When asked how fitness professionals can simply make such decisions, necessarily calling not to treat a patient, Gluckman said the Stockholm government seemed from the beginning not to treat the elderly, perhaps to keep extensive care beds available.
She said she doubted that she had “lost confidence” in controlling the epidemic through the government and public fitness authorities.
With the start of summer, the Swedish epidemic was still slowed. From a peak of more than one hundred deaths consistent with the day, the country now reports a daily number of deaths among adolescents.
But in a few months, at the end of the northern summer, other people will re-enter, where the virus can explode smoothly again.
Swedish scientists have stricter and more data-driven measures.
However, national director of public health, Karin Tegmark Wisell, told Palmer that, in some other possible outbreak of infections in the fall, Swedish officials would “keep their existing recommendations” and continue to review the progress of the investigation.

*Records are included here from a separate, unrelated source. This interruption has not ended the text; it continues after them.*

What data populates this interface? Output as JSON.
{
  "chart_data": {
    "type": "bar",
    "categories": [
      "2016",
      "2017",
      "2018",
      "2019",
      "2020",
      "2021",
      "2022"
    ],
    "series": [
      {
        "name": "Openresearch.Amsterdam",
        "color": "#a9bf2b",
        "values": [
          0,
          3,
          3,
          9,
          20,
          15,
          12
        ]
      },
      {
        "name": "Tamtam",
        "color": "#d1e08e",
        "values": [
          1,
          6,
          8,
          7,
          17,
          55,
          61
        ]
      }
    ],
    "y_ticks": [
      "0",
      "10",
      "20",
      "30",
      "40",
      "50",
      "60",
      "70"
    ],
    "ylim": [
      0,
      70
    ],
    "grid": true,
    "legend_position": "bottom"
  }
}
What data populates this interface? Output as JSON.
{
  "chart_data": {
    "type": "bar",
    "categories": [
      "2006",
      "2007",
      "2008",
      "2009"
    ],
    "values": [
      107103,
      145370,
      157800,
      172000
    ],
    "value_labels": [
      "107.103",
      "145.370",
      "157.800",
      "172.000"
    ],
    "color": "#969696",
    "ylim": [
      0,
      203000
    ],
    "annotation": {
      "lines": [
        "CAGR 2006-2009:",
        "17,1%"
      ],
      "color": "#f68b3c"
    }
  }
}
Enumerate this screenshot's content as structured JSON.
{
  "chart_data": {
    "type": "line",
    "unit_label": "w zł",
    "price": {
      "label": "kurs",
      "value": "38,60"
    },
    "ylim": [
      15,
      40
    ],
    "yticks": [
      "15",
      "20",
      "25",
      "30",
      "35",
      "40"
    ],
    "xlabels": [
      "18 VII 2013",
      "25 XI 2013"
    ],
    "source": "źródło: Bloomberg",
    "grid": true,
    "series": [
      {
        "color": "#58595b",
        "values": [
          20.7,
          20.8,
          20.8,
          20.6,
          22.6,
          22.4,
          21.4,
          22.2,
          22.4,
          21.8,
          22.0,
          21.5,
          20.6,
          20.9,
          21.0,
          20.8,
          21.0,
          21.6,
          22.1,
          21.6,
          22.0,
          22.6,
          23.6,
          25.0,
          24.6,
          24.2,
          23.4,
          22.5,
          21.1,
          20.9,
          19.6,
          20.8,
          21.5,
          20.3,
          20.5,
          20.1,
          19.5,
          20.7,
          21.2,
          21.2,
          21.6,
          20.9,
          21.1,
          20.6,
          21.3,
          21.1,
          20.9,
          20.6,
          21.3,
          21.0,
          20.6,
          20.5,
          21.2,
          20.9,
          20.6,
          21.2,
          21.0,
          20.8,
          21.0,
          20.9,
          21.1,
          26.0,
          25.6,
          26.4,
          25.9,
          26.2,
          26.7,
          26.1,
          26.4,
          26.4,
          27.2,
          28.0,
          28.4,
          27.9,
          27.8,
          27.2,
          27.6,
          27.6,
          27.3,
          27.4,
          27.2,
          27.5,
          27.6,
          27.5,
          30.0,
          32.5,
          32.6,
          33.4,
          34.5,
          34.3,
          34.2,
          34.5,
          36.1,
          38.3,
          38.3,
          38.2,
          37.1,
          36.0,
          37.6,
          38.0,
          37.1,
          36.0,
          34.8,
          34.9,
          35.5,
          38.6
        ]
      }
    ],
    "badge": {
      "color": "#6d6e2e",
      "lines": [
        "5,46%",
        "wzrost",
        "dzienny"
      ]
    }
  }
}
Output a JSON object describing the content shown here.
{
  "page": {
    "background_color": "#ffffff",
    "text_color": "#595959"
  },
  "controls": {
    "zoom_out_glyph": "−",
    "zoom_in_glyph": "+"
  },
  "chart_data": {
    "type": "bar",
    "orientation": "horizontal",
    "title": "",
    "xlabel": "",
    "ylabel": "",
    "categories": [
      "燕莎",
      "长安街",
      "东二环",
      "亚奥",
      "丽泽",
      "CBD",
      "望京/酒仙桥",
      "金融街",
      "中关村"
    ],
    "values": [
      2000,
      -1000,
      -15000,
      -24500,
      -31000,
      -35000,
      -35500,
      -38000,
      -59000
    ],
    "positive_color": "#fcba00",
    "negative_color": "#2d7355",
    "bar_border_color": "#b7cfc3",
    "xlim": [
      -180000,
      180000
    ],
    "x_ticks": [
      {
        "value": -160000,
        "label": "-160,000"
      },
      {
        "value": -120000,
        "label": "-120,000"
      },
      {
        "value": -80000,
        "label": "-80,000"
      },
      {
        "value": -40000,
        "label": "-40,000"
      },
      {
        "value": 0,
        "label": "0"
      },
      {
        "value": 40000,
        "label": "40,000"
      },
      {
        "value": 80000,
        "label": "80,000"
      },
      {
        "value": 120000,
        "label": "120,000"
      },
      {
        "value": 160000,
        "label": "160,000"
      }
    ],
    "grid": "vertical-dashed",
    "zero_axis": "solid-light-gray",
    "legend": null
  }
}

Palmer asked Stockholm resident Soderberg to stop by to buy groceries if he liked it.
“I accept as true with them,” she says. I said yes.”
“Even now that you see the mortality rate?” Palmer asked. “It’s a little irrational if you’ll forgive me for saying it.”
“Yes,” Soderberg said, “but you also have to look at where the mortality statistics come from,” he added, referring to the fact that at least some of the deaths occurred in nursing homes.
She believes Swedes are trying to help ease the crisis by obeying government guidance.
“That’s how we choose to take care of him,” he said. “We have made wonderful differences in the way we live.”
At the moment, there’s no indication that the Swedish authorities about to change tack.
At a press conference, Palmer asked one of Sweden’s public fitness directors, Karin Tegmark Wissell, what the plan is to avoid a peak moment this fall.
“The measures we have taken have been focused on a long term approach,” she said. “We will keep up our [current] recommendations and restrictions… and keep on studying the new literature.”
Dr. Hokan Kalzen treats COVID patients in the ICU ward of Stockholm’s Sodertatlje Hospital. From 77 cases at the peak of the pandemic, he is relieved there are now only four left on the ward.
Asked why so many Swedes still have faith in the authorities’ light touch when the numbers look so bad on paper, he suggested they may be proven right in the end.
“When countries that had a complete lockdown and low numbers try to open up, many of them, they face outbreaks, and they will be terrified for a long, long time.”
Also, Swedes have deep-rooted loyalty to their government.
“Maybe it’s because we think we’re getting more for our taxes than other people in other countries,” he said. “So we still have some faith.”
But the layer maintenance alerts of Sweden Nele Brusselaers, epidemiologist at the medical studies institute of the karolinska Institute of world-renowned in Stockholm.
“If there is a country in Europe where there will be a peak moment, it will probably be Sweden, because they still don’t do much to avoid it,” he said.
Last month, the Swedish Prime Minister conducted an investigation into the government’s handling of the coronavirus outbreak.
Recent surveys have shown that public confidence is declining. In a survey conducted through Sweden’s Civil Contingency Agency on 6 July, 45% of respondents said they did not accept the authorities’ control of the coronavirus epidemic as a truth.